RAG and the MongoDB Document Model: Ben Flast

00:00:00.040 | Great to see everyone. That was a great talk. I'm very interested in this rap group. I have

00:00:19.120 | some concerns. I'm here for MongoDB. I'm going to be talking about RAG and specifically what's

00:00:25.200 | unique about doing RAG with the MongoDB document model and MongoDB Atlas, the platform. I'm

00:00:31.600 | going to start by talking a bit about retrieval augmented generation in general. I'm sure a

00:00:36.440 | lot of us are familiar with it already, but I think it will be good to cover some of the

00:00:40.200 | basic concepts. Then I'm going to talk about the document model. For those of you who are

00:00:44.440 | not so familiar with MongoDB, this will be a nice little brief intro to what it means

00:00:49.700 | to use MongoDB and why we're a unique database. Then I'm going to talk about vector search and

00:00:54.920 | capability that exists inside of MongoDB now. Then I'll talk about some of our AI integrations

00:01:00.120 | and then some use cases to help stimulate some ideas for all of you. I'm going to do all this

00:01:05.260 | in a quick 15. Obviously, LLM is super exciting. It's been crazy over the past year and a half,

00:01:15.440 | but there has been a question around what all can they do and when do you need to use RAG

00:01:20.780 | and when do you not? If you took a vanilla LLM connected to nothing and asked it how much

00:01:25.980 | money is in your bank account, it wouldn't know.
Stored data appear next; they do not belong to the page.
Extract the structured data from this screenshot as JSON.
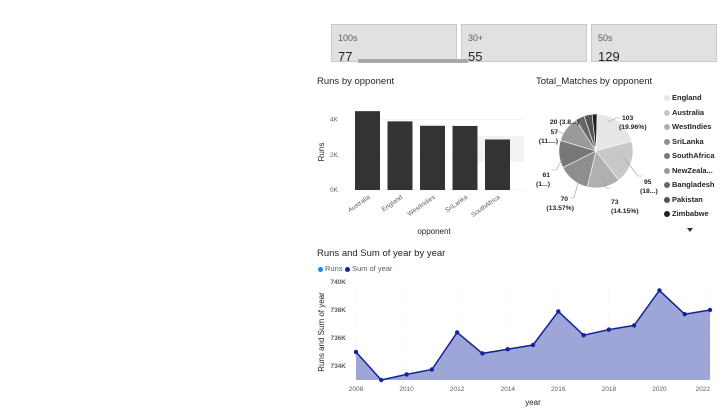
{
  "cards": [
    {
      "label": "100s",
      "value": "77"
    },
    {
      "label": "30+",
      "value": "55"
    },
    {
      "label": "50s",
      "value": "129"
    }
  ],
  "bar_chart": {
    "title": "Runs by opponent",
    "xlabel": "opponent",
    "ylabel": "Runs",
    "yticks": [
      "4K",
      "2K",
      "0K"
    ]
  },
  "pie_chart": {
    "title": "Total_Matches by opponent",
    "labels": [
      {
        "value": "103",
        "pct": "(19.96%)"
      },
      {
        "value": "95",
        "pct": "(18...)"
      },
      {
        "value": "73",
        "pct": "(14.15%)"
      },
      {
        "value": "70",
        "pct": "(13.57%)"
      },
      {
        "value": "61",
        "pct": "(1...)"
      },
      {
        "value": "57",
        "pct": "(11....)"
      },
      {
        "value": "20 (3.8...)",
        "pct": ""
      }
    ],
    "legend": [
      "England",
      "Australia",
      "WestIndies",
      "SriLanka",
      "SouthAfrica",
      "NewZeala...",
      "Bangladesh",
      "Pakistan",
      "Zimbabwe"
    ],
    "legend_colors": [
      "#e6e6e6",
      "#c8c8c8",
      "#b0b0b0",
      "#8e8e8e",
      "#777777",
      "#9a9a9a",
      "#666666",
      "#555555",
      "#222222"
    ],
    "scroll_icon": "caret-down-icon"
  },
  "line_chart": {
    "title": "Runs and Sum of year by year",
    "legend": [
      {
        "label": "Runs",
        "color": "#118dff"
      },
      {
        "label": "Sum of year",
        "color": "#12239e"
      }
    ],
    "xlabel": "year",
    "ylabel": "Runs and Sum of year",
    "yticks": [
      "740K",
      "738K",
      "736K",
      "734K"
    ],
    "xticks": [
      "2008",
      "2010",
      "2012",
      "2014",
      "2016",
      "2018",
      "2020",
      "2022"
    ]
  },
  "chart_data": [
    {
      "type": "bar",
      "title": "Runs by opponent",
      "xlabel": "opponent",
      "ylabel": "Runs",
      "categories": [
        "Australia",
        "England",
        "WestIndies",
        "SriLanka",
        "SouthAfrica"
      ],
      "values": [
        4480,
        3900,
        3650,
        3640,
        2870
      ],
      "ylim": [
        0,
        5000
      ],
      "color": "#333333"
    },
    {
      "type": "pie",
      "title": "Total_Matches by opponent",
      "categories": [
        "England",
        "Australia",
        "WestIndies",
        "SriLanka",
        "SouthAfrica",
        "NewZeala...",
        "Bangladesh",
        "Pakistan",
        "Zimbabwe"
      ],
      "values": [
        103,
        95,
        73,
        70,
        61,
        57,
        20,
        18,
        11
      ]
    },
    {
      "type": "area",
      "title": "Runs and Sum of year by year",
      "xlabel": "year",
      "ylabel": "Runs and Sum of year",
      "x": [
        2008,
        2009,
        2010,
        2011,
        2012,
        2013,
        2014,
        2015,
        2016,
        2017,
        2018,
        2019,
        2020,
        2021,
        2022
      ],
      "series": [
        {
          "name": "Sum of year",
          "values": [
            735000,
            733000,
            733400,
            733750,
            736400,
            734900,
            735200,
            735500,
            737900,
            736200,
            736600,
            736900,
            739400,
            737700,
            738000
          ]
        }
      ],
      "ylim": [
        733000,
        740000
      ],
      "color": "#12239e",
      "fill": "#9ea6d8"
    }
  ]
}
I think we can all understand why that's

00:01:31.180 | the case and hope for the foreseeable future continues to be the case. All that said, if

00:01:38.320 | we want to make useful applications with these LLMs, then the reality is that without context,

00:01:44.180 | there's only so much you can do with the LLM. That's where RAG comes in. RAG stands for retrieval

00:01:50.740 | augmented generation. I'm sure this is old hat to most of you, but we're just going to go through

00:01:55.300 | quickly. What this means is that you take a generic AI or ML model that, you know, today we're generally

00:02:03.700 | talking about LLMs, but it has a training cutoff, it's missing your private data, maybe it hallucinates,

00:02:11.060 | maybe it doesn't, but overall it's not personalized. And you take your data, right, and you augment it

00:02:17.300 | at the time of prompting to give it the context that it needs to answer the questions that you want it to

00:02:22.980 | for the use cases that you're bringing it to bear for. And so that could be company-specific data,

00:02:27.780 | it could be product info, it could be order history, anything that you're storing inside of your

00:02:32.260 | application database that's already powering kind of your in-app experiences. And with that,

00:02:37.060 | you get a transformative AI-powered application, right, that's going to be refined and consistent

00:02:41.700 | and accurate in the responses that it gives when you're prompting the models. So the typical RAG that

00:02:50.580 | you've all probably seen and in most cases probably implemented will look something like this, right,

00:02:55.220 | so you have a user that enters a prompt, the question that they enter will get sent to an

00:03:02.180 | embedding model, it will be embedded, it will then do a search, a semantic search on a vector database,

00:03:07.140 | in this case, MongoDB Atlas Vector Search, obviously, which will pull back similar documents,

00:03:11.380 | so then those documents along with the original prompt for the most cases will go into the large

00:03:15.780 | language model, and that will give an answer which goes back to the user. And this is kind of what,

00:03:20.260 | you know, most people are doing for all, you know, Chatbot and Copilot and other types of use cases,

00:03:24.820 | right? But what's really interesting is that when you use MongoDB, you can go quite a bit farther than this and do

00:03:32.020 | things that are, you know, in many cases a bit different. So with, you know, RAG, the standard

00:03:42.500 | RAG is really not going to be enough. The applications of tomorrow are going to need more context, right?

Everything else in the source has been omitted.